Alumna writes book that chronicles Toledo’s glass history

April 28th, 2015 Posted in From Our Alumni

By Vicki L. Kroll

BarbaraFloydBarbara Floyd spent one year piecing together the history of the business that led to Toledo’s nickname.

In The Glass City: Toledo and the Industry That Built It, she follows the first fledgling company that fired up furnaces in 1888 to the triumphant reign of three powerhouses — Owens-Illinois Inc., Libbey-Owens-Ford Co. and Owens Corning Corp. — that made the town the world leader in glass production, to when that supremacy started to shatter.

“I came away from this project with a new-found appreciation for how unique Toledo was in its industrial history — the way the city produced some of the most important developments and technological innovations in industrial history,” Floyd said. “Toledo companies invented the automatic bottle machine, Fiberglas, insulated glass, safety glass for automobiles, structural glass that made skyscrapers possible, glass-composite products and many others.

“In addition, the people who developed new techniques for industrial glass also helped to create the studio glass movement that produced beautiful works of art made of glass.”

The director of the Ward M. Canaday Center for Special Collections was lucky to have more than 500 linear feet of records on Toledo’s manufacturing glass commerce in the vault on the fifth floor of Carlson Library.

“Beginning in the 1980s, the Canaday Center has been attempting to collect records that document Toledo’s most important industries,” Floyd (Journalism 1980; M.A., History 1982; M.P.A., 1989) who also serves as university archivist, said. “The first glass-related collection we acquired was the records of Libbey-Owens-Ford, the producer of window glass.

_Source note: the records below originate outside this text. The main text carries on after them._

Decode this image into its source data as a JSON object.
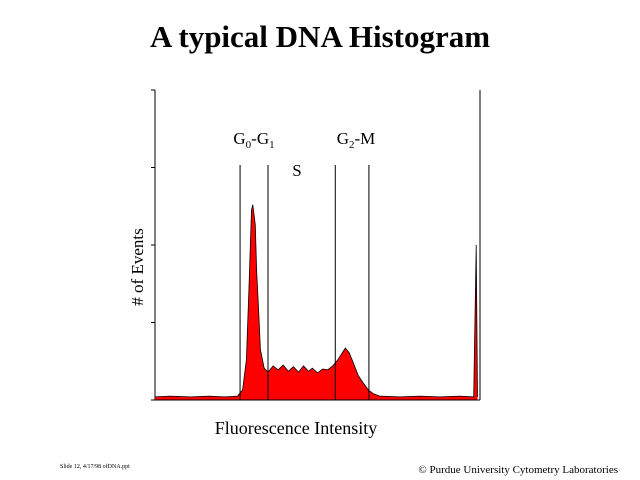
{
  "chart_data": {
    "type": "area",
    "title": "A typical DNA Histogram",
    "x_label": "Fluorescence Intensity",
    "y_label": "# of Events",
    "color": "#ff0000",
    "xlim": [
      0,
      256
    ],
    "ylim": [
      0,
      4
    ],
    "yticks": [
      0,
      1,
      2,
      3,
      4
    ],
    "x": [
      0,
      12,
      28,
      43,
      55,
      65,
      69,
      72,
      74,
      76,
      77,
      79,
      80,
      82,
      83,
      86,
      89,
      93,
      97,
      101,
      105,
      109,
      113,
      117,
      121,
      124,
      128,
      132,
      136,
      140,
      144,
      148,
      150,
      153,
      156,
      160,
      164,
      168,
      172,
      177,
      193,
      209,
      224,
      240,
      251,
      253,
      254
    ],
    "values": [
      0.04,
      0.05,
      0.04,
      0.05,
      0.04,
      0.05,
      0.13,
      0.52,
      1.42,
      2.45,
      2.52,
      2.26,
      1.68,
      1.03,
      0.65,
      0.41,
      0.36,
      0.44,
      0.39,
      0.45,
      0.37,
      0.43,
      0.36,
      0.44,
      0.37,
      0.41,
      0.35,
      0.4,
      0.39,
      0.44,
      0.52,
      0.62,
      0.67,
      0.61,
      0.49,
      0.32,
      0.22,
      0.13,
      0.08,
      0.05,
      0.04,
      0.05,
      0.04,
      0.05,
      0.04,
      2.0,
      0.04
    ],
    "gates": [
      67,
      89,
      142,
      168.5
    ],
    "annotations": [
      {
        "parts": [
          "G",
          "0",
          "-G",
          "1"
        ]
      },
      {
        "parts": [
          "S"
        ]
      },
      {
        "parts": [
          "G",
          "2",
          "-M"
        ]
      }
    ],
    "footer_left": "Slide 12, 4/17/98 ofDNA.ppt",
    "footer_right": "© Purdue University Cytometry Laboratories"
  }
}
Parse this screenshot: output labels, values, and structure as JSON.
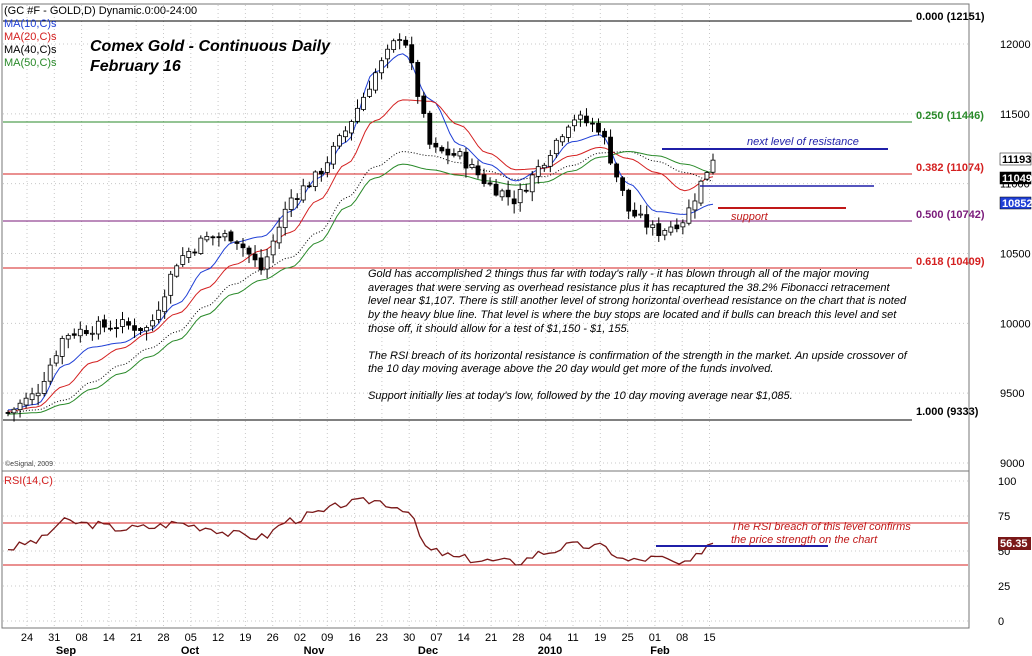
{
  "header": {
    "symbol": "(GC #F - GOLD,D) Dynamic.0:00-24:00",
    "ma_legend": [
      {
        "label": "MA(10,C)s",
        "color": "#1f3fd6"
      },
      {
        "label": "MA(20,C)s",
        "color": "#d42020"
      },
      {
        "label": "MA(40,C)s",
        "color": "#000000"
      },
      {
        "label": "MA(50,C)s",
        "color": "#2a8a2a"
      }
    ],
    "title_line1": "Comex Gold - Continuous Daily",
    "title_line2": "February 16",
    "watermark": "©eSignal, 2009"
  },
  "fib_levels": [
    {
      "label": "0.000 (12151)",
      "value": 12151,
      "color": "#000000"
    },
    {
      "label": "0.250 (11446)",
      "value": 11446,
      "color": "#2a8a2a"
    },
    {
      "label": "0.382 (11074)",
      "value": 11074,
      "color": "#d42020"
    },
    {
      "label": "0.500 (10742)",
      "value": 10742,
      "color": "#7a1a7a"
    },
    {
      "label": "0.618 (10409)",
      "value": 10409,
      "color": "#d42020"
    },
    {
      "label": "1.000 (9333)",
      "value": 9333,
      "color": "#000000"
    }
  ],
  "annotations": {
    "resistance": "next level of resistance",
    "support": "support",
    "rsi_note_line1": "The RSI breach of this level confirms",
    "rsi_note_line2": "the price strength on the chart"
  },
  "commentary": {
    "p1": "Gold has accomplished 2 things thus far with today's rally - it has blown through all of the major moving averages that were serving as overhead resistance plus it has recaptured the 38.2% Fibonacci retracement level near $1,107. There is still another level of strong horizontal overhead resistance on the chart that is noted by the heavy blue line. That level is where the buy stops are located and if bulls can breach this level and set those off, it should allow for a test of $1,150 - $1, 155.",
    "p2": "The RSI breach of its horizontal resistance is confirmation of the strength in the market. An upside crossover of the 10 day moving average above the 20 day would get more of the funds involved.",
    "p3": "Support initially lies at today's low, followed by the 10 day moving average near $1,085."
  },
  "price_axis": {
    "ticks": [
      "12000",
      "11500",
      "11000",
      "10500",
      "10000",
      "9500",
      "9000"
    ],
    "current_labels": [
      {
        "text": "11193",
        "bg": "#ffffff",
        "fg": "#000000"
      },
      {
        "text": "11049",
        "bg": "#000000",
        "fg": "#ffffff"
      },
      {
        "text": "10852",
        "bg": "#1f3fd6",
        "fg": "#ffffff"
      }
    ]
  },
  "rsi": {
    "label": "RSI(14,C)",
    "ticks": [
      "100",
      "75",
      "50",
      "25",
      "0"
    ],
    "current": "56.35",
    "upper_level": 70,
    "lower_level": 40,
    "breach_level": 55
  },
  "x_axis": {
    "dates": [
      "24",
      "31",
      "08",
      "14",
      "21",
      "28",
      "05",
      "12",
      "19",
      "26",
      "02",
      "09",
      "16",
      "23",
      "30",
      "07",
      "14",
      "21",
      "28",
      "04",
      "11",
      "19",
      "25",
      "01",
      "08",
      "15"
    ],
    "months": [
      "Sep",
      "Oct",
      "Nov",
      "Dec",
      "2010",
      "Feb"
    ]
  },
  "chart_data": {
    "type": "candlestick",
    "title": "Comex Gold - Continuous Daily",
    "subtitle": "February 16",
    "ylim": [
      9000,
      12250
    ],
    "series": [
      {
        "name": "MA(10,C)s",
        "values": [
          9380,
          9420,
          9700,
          9830,
          9860,
          9950,
          10140,
          10380,
          10580,
          10620,
          10800,
          11040,
          11300,
          11800,
          11930,
          11600,
          11280,
          11140,
          11020,
          11110,
          11300,
          11350,
          11000,
          10800,
          10780,
          10852
        ]
      },
      {
        "name": "MA(20,C)s",
        "values": [
          9370,
          9400,
          9550,
          9720,
          9820,
          9930,
          10070,
          10250,
          10420,
          10520,
          10650,
          10880,
          11140,
          11450,
          11600,
          11590,
          11420,
          11220,
          11100,
          11110,
          11200,
          11260,
          11180,
          11080,
          10950,
          11049
        ]
      },
      {
        "name": "MA(40,C)s",
        "values": [
          9360,
          9380,
          9450,
          9580,
          9700,
          9820,
          9940,
          10120,
          10280,
          10380,
          10470,
          10650,
          10900,
          11120,
          11230,
          11200,
          11150,
          11090,
          11030,
          11050,
          11130,
          11220,
          11230,
          11160,
          11080,
          11020
        ]
      },
      {
        "name": "MA(50,C)s",
        "values": [
          9350,
          9360,
          9420,
          9530,
          9640,
          9760,
          9880,
          10060,
          10210,
          10310,
          10400,
          10580,
          10830,
          11040,
          11140,
          11100,
          11060,
          11020,
          10990,
          11010,
          11090,
          11190,
          11230,
          11200,
          11140,
          11080
        ]
      },
      {
        "name": "Close",
        "values": [
          9360,
          9500,
          9920,
          9970,
          9990,
          9960,
          10450,
          10610,
          10630,
          10380,
          10890,
          11060,
          11390,
          11780,
          12100,
          11240,
          11200,
          11000,
          10880,
          11170,
          11480,
          11400,
          10810,
          10650,
          10750,
          11193
        ]
      }
    ],
    "rsi": [
      52,
      57,
      71,
      69,
      66,
      67,
      70,
      67,
      62,
      60,
      72,
      77,
      84,
      86,
      81,
      50,
      45,
      43,
      42,
      49,
      54,
      53,
      43,
      45,
      40,
      56.35
    ]
  }
}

A few years later, we acquired the records of Owens-Illinois, the producer of bottles, and then most recently, the records of Owens Corning, the producer of Fiberglas.

“These collections represent the most important documentation of industrial glass in the country.”

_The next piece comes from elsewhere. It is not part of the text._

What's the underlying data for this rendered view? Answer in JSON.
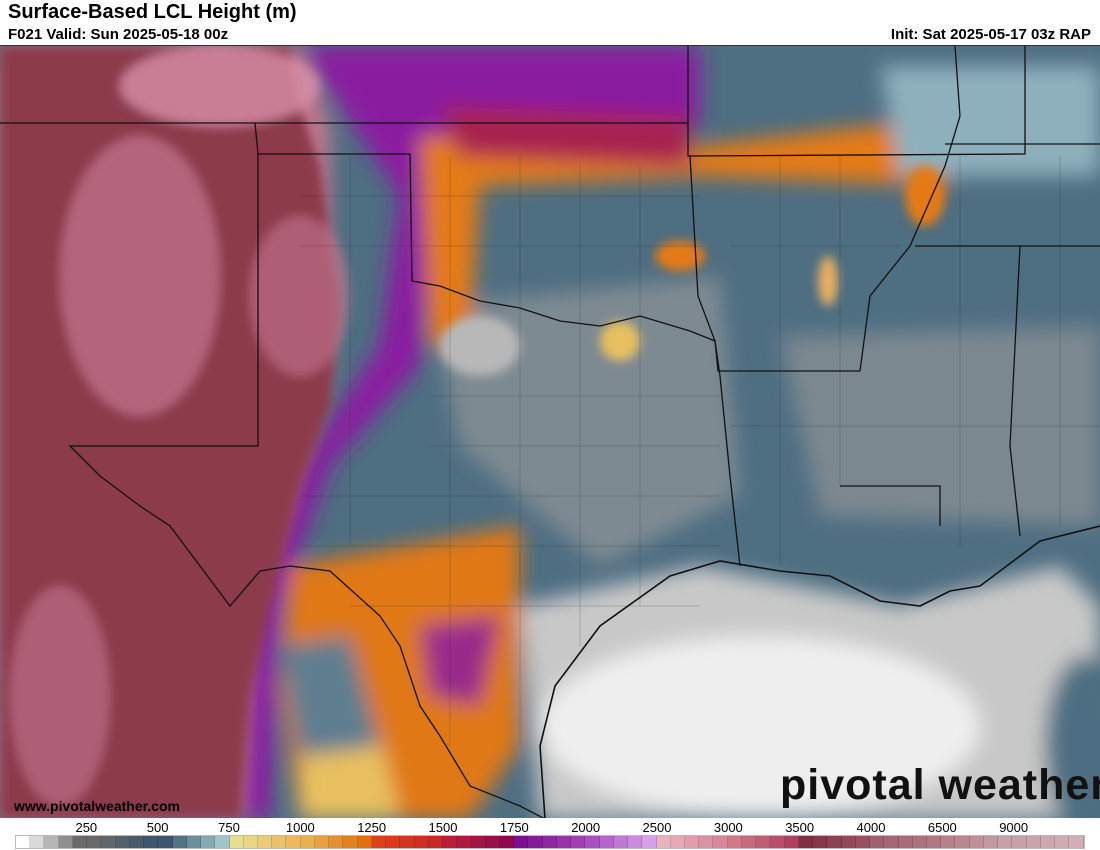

Knowing that information was stored at The University of Toledo and that Floyd was the author of several local history works, University of Michigan Press Editor Scott Ham reached out to see if she would be interested in preparing a book proposal.

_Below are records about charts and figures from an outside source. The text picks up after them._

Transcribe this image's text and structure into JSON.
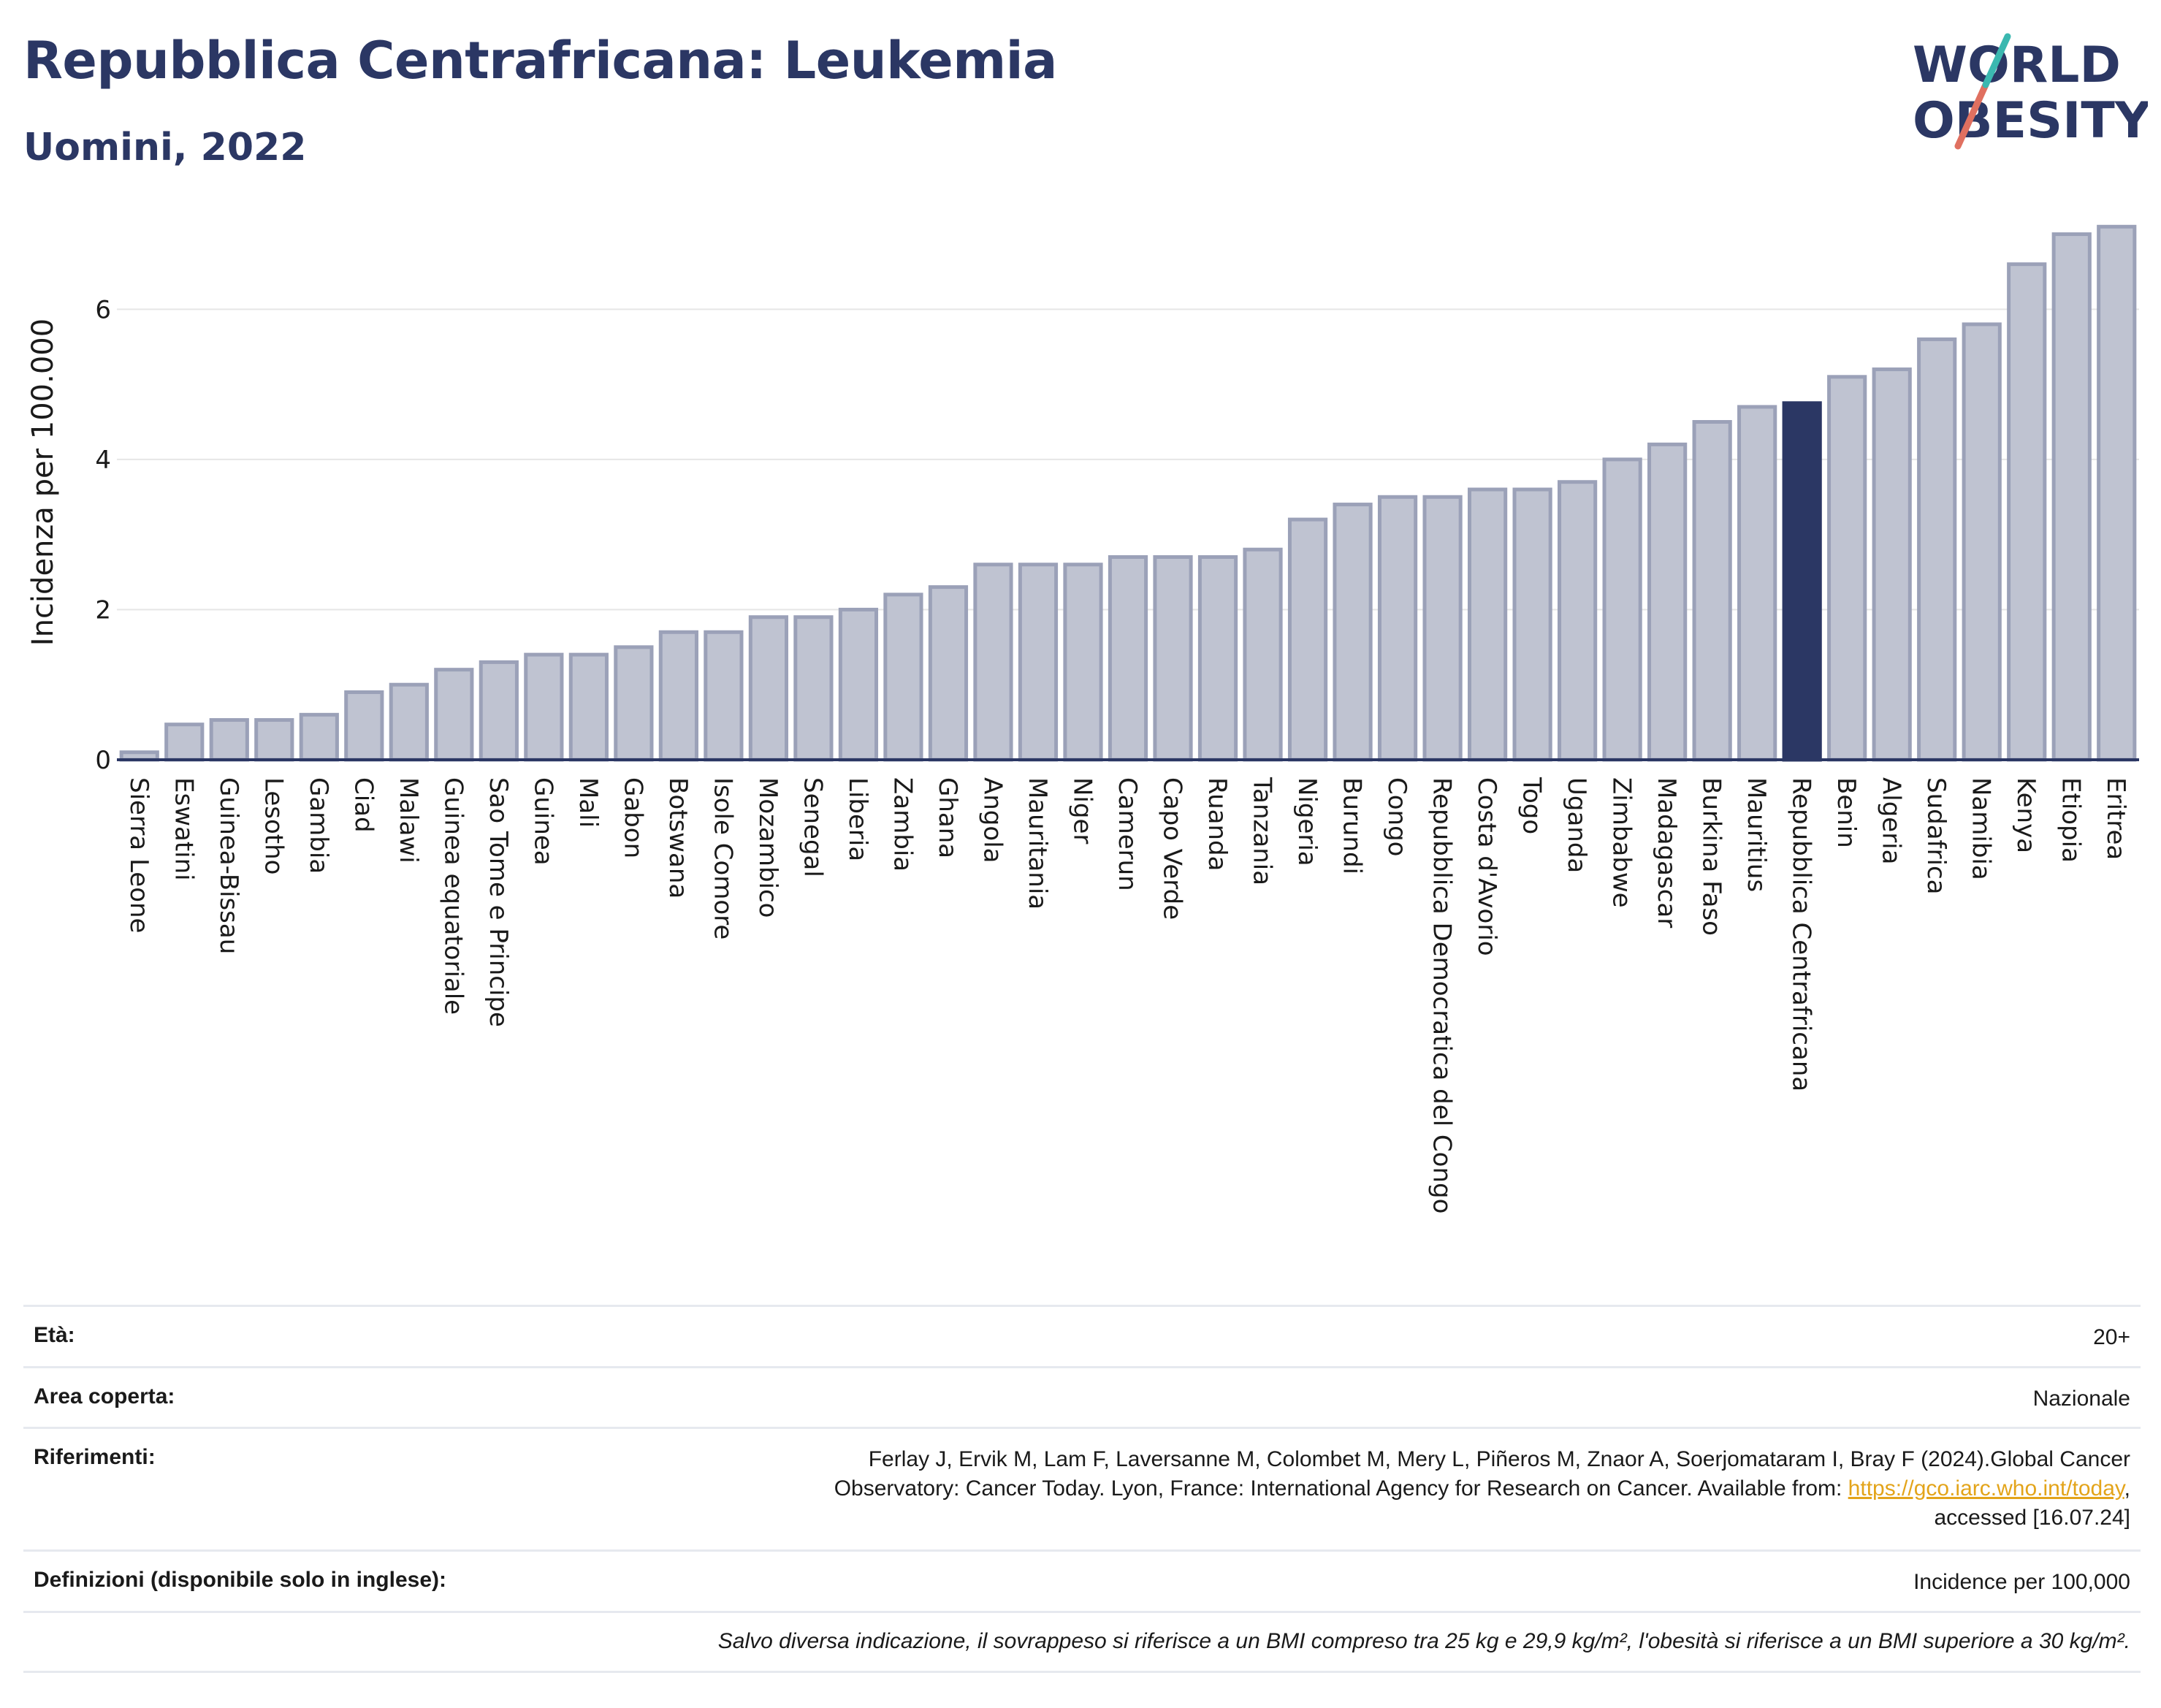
{
  "header": {
    "title": "Repubblica Centrafricana: Leukemia",
    "subtitle": "Uomini, 2022"
  },
  "logo": {
    "line1": "WORLD",
    "line2": "OBESITY"
  },
  "chart_data": {
    "type": "bar",
    "title": "Repubblica Centrafricana: Leukemia",
    "subtitle": "Uomini, 2022",
    "xlabel": "",
    "ylabel": "Incidenza per 100.000",
    "ylim": [
      0,
      7.2
    ],
    "yticks": [
      0,
      2,
      4,
      6
    ],
    "grid": true,
    "highlight": "Repubblica Centrafricana",
    "colors": {
      "bar": "#bfc3d1",
      "bar_border": "#9ba1b8",
      "highlight": "#2b3764",
      "grid": "#e6e6e6",
      "axis": "#2b3764"
    },
    "categories": [
      "Sierra Leone",
      "Eswatini",
      "Guinea-Bissau",
      "Lesotho",
      "Gambia",
      "Ciad",
      "Malawi",
      "Guinea equatoriale",
      "Sao Tome e Principe",
      "Guinea",
      "Mali",
      "Gabon",
      "Botswana",
      "Isole Comore",
      "Mozambico",
      "Senegal",
      "Liberia",
      "Zambia",
      "Ghana",
      "Angola",
      "Mauritania",
      "Niger",
      "Camerun",
      "Capo Verde",
      "Ruanda",
      "Tanzania",
      "Nigeria",
      "Burundi",
      "Congo",
      "Repubblica Democratica del Congo",
      "Costa d'Avorio",
      "Togo",
      "Uganda",
      "Zimbabwe",
      "Madagascar",
      "Burkina Faso",
      "Mauritius",
      "Repubblica Centrafricana",
      "Benin",
      "Algeria",
      "Sudafrica",
      "Namibia",
      "Kenya",
      "Etiopia",
      "Eritrea"
    ],
    "values": [
      0.1,
      0.47,
      0.53,
      0.53,
      0.6,
      0.9,
      1.0,
      1.2,
      1.3,
      1.4,
      1.4,
      1.5,
      1.7,
      1.7,
      1.9,
      1.9,
      2.0,
      2.2,
      2.3,
      2.6,
      2.6,
      2.6,
      2.7,
      2.7,
      2.7,
      2.8,
      3.2,
      3.4,
      3.5,
      3.5,
      3.6,
      3.6,
      3.7,
      4.0,
      4.2,
      4.5,
      4.7,
      4.75,
      5.1,
      5.2,
      5.6,
      5.8,
      6.6,
      7.0,
      7.1
    ]
  },
  "info": {
    "age_label": "Età:",
    "age_value": "20+",
    "area_label": "Area coperta:",
    "area_value": "Nazionale",
    "refs_label": "Riferimenti:",
    "refs_line1": "Ferlay J, Ervik M, Lam F, Laversanne M, Colombet M, Mery L, Piñeros M, Znaor A, Soerjomataram I, Bray F (2024).Global Cancer",
    "refs_line2_pre": "Observatory: Cancer Today. Lyon, France: International Agency for Research on Cancer. Available from: ",
    "refs_link": "https://gco.iarc.who.int/today",
    "refs_line2_post": ",",
    "refs_line3": "accessed [16.07.24]",
    "defs_label": "Definizioni (disponibile solo in inglese):",
    "defs_value": "Incidence per 100,000",
    "note": "Salvo diversa indicazione, il sovrappeso si riferisce a un BMI compreso tra 25 kg e 29,9 kg/m², l'obesità si riferisce a un BMI superiore a 30 kg/m²."
  }
}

“While there had been historical studies of particular companies in the past, there had not been a comprehensive book that looked at the overall — and interconnected — histories of Toledo’s glass companies since the 1940s,” said Floyd, who also conducted research at the Toledo Museum of Art, the West Virginia Museum of American Glass, the Center for Archival Collections at Bowling Green State University, and the Harry Ransom Humanities Research Center at the University of Texas.

It all began 127 years ago when Edward Drummond Libbey moved his New England Glass Co. to the shores of the Maumee River.

“Edward Drummond Libbey is arguably the most important person in Toledo’s history,” Floyd said. “Not only did he bring to the city its most important industry, but he also founded one of the most important art museums in the country. And he hired one of the most important innovators in glass technology — Michael Owens.”

At age 10, Owens started working in the hot, dangerous glass factories as a “blower’s dog,” the name given to boys who helped glassblowers make bottles.

“I think because of his experience as a child, he began to experiment with a machine to automatically make bottles around the turn of the century,” Floyd said. “After many attempts, he perfected the machine, and in 1903 he and Libbey formed the Owens Bottle Machine Company. The Owens bottle machine was called the most important advance in the production of glass in more than 2,000 years. It also helped to end child labor in the industry.”

By the late 20th century, changes in glass production began to dull Toledo’s once sparkling brilliance. Libbey-Owens-Ford was sold to Pilkington Brothers PLC in 1986, and ongoing asbestos legal battles forced Owens Corning to declare bankruptcy in 2000. In the book, Floyd noted Toledo was “as fragile as the product it produces.”

Never was that more transparent than when the Toledo Museum of Art’s Glass Pavilion opened in 2006 with its large, glass walls that were fabricated in Shenzhan, China; that reflected the globalization of glass production, according to Floyd.

“Toledo glass has changed the world. And most significantly, the industry made the city what it is today,” the UT alumna said. “While the glass industry may play a smaller role in Toledo now, the history between the city and the industry should not be forgotten.”

The 262-page work is available for $50 from the University of Michigan Press at press.umich.edu.